The basics
Before launching a survey, you need to know how many people to ask. Too few responses and your data is noise; too many and you're wasting resources. The sample size calculator uses your confidence level, acceptable margin of error, and expected response pattern to determine the minimum number of respondents required.
How it works
The calculator combines three key inputs to find your sample size. Your confidence level sets how certain you want to be (95% is standard in most research). Your margin of error defines the acceptable range around your results—a 5% margin means if 60% say "yes," the true figure is probably between 55% and 65%. The response proportion is your educated guess about how the population will answer (50% is safest if you're unsure). For small populations, you also enter population size; for national surveys or large markets, you leave it unlimited.
These values feed into a statistical formula that accounts for the variability in your data and the precision you need.
The formula
n = (z² × p × (1 − p)) / e² (for unlimited populations)
Where:
- z = critical value for your confidence level (1.645 for 90%, 1.96 for 95%, 2.576 for 99%)
- p = expected response proportion (as a decimal: 0.5 for 50%)
- e = margin of error (as a decimal: 0.05 for 5%)
- n = required sample size
For finite populations, a finite population correction is applied to reduce n slightly.
Worked example
Imagine you're a coffee brand planning to survey customers about a new product. You want 95% confidence and a 3% margin of error.
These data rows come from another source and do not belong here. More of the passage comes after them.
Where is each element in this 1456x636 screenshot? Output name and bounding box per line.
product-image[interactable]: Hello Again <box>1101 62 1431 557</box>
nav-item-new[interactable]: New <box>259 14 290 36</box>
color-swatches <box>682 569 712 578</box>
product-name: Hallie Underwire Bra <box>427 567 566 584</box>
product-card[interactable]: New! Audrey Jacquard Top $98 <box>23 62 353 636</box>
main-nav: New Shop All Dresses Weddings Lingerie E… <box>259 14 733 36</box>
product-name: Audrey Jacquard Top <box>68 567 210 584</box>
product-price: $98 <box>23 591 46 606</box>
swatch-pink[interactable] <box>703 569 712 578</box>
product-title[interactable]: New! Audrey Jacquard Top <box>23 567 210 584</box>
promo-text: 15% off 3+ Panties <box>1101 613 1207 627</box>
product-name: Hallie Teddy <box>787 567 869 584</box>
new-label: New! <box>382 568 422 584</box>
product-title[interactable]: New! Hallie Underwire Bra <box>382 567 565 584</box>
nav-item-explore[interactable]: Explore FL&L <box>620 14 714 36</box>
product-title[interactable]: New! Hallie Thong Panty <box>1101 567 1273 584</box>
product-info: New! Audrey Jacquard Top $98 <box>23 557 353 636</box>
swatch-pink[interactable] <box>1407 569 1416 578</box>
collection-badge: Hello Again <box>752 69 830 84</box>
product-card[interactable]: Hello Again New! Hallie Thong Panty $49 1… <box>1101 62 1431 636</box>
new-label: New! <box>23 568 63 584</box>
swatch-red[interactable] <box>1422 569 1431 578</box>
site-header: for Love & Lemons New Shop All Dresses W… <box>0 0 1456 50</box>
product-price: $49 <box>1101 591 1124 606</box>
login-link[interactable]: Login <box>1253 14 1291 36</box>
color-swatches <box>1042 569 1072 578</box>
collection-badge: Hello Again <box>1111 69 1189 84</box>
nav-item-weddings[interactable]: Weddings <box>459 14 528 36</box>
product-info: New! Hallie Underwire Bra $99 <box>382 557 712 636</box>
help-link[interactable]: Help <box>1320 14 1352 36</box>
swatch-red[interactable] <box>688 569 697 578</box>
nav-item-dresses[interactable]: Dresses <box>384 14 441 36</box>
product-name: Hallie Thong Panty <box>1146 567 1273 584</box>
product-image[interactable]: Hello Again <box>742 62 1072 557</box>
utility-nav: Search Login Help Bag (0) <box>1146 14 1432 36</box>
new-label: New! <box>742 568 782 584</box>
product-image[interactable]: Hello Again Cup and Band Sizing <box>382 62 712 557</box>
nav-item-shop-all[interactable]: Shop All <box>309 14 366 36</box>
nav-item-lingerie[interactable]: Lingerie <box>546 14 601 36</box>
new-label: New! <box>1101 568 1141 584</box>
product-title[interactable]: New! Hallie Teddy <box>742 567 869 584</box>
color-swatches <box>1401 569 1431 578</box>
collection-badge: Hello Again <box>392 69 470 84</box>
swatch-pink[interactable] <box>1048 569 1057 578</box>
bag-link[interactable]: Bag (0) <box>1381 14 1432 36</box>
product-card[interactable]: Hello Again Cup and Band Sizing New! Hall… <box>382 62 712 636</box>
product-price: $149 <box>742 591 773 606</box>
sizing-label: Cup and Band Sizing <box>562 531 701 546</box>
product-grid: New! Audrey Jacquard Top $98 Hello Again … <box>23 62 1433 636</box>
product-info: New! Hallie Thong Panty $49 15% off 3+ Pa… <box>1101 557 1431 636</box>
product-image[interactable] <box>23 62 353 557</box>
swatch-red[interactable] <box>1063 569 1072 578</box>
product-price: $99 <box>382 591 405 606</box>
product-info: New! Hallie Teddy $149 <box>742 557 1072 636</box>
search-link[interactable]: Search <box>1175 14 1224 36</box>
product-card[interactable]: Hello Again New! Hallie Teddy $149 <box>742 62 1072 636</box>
You don't have prior data, so you assume a 50% split in opinion.
Inputs:
- Confidence level: 95%
- Margin of error: 3%
- Response proportion: 50%
- Population size: 0 (unlimited)
Calculation:
- z = 1.96 (for 95% confidence)
- p = 0.5
- e = 0.03
- n = (1.96² × 0.5 × 0.5) / 0.03²
- n = (3.8416 × 0.25) / 0.0009
- n = 0.9604 / 0.0009
- n ≈ 1,068 respondents
So you'd need about 1,068 completed surveys. If you relax the margin of error to 5%:
- n = (3.8416 × 0.25) / 0.05²
- n = 0.9604 / 0.0025
- n ≈ 385 respondents
Notice how tightening the margin of error from 5% to 3% nearly tripled the sample size.
Things to watch
Response rate matters in practice. The calculator tells you how many completed responses you need. If your survey has a 40% response rate, you'll need to contact roughly 2.5× the calculated sample. Plan your outreach accordingly.
Confidence level and margin of error trade off. Moving from 95% to 99% confidence increases your sample size significantly. Similarly, cutting margin of error from 5% to 3% is expensive in sample terms. Understand your actual business tolerance before choosing.
Use 50% if uncertain. If you have no pilot data on response proportions, defaulting to 50% is statistically prudent—it maximizes sample size, so you won't undersample. Once you have real preliminary results, recalculate for a more efficient design.
This is an estimate based on statistical theory, not a substitute for research methodology advice.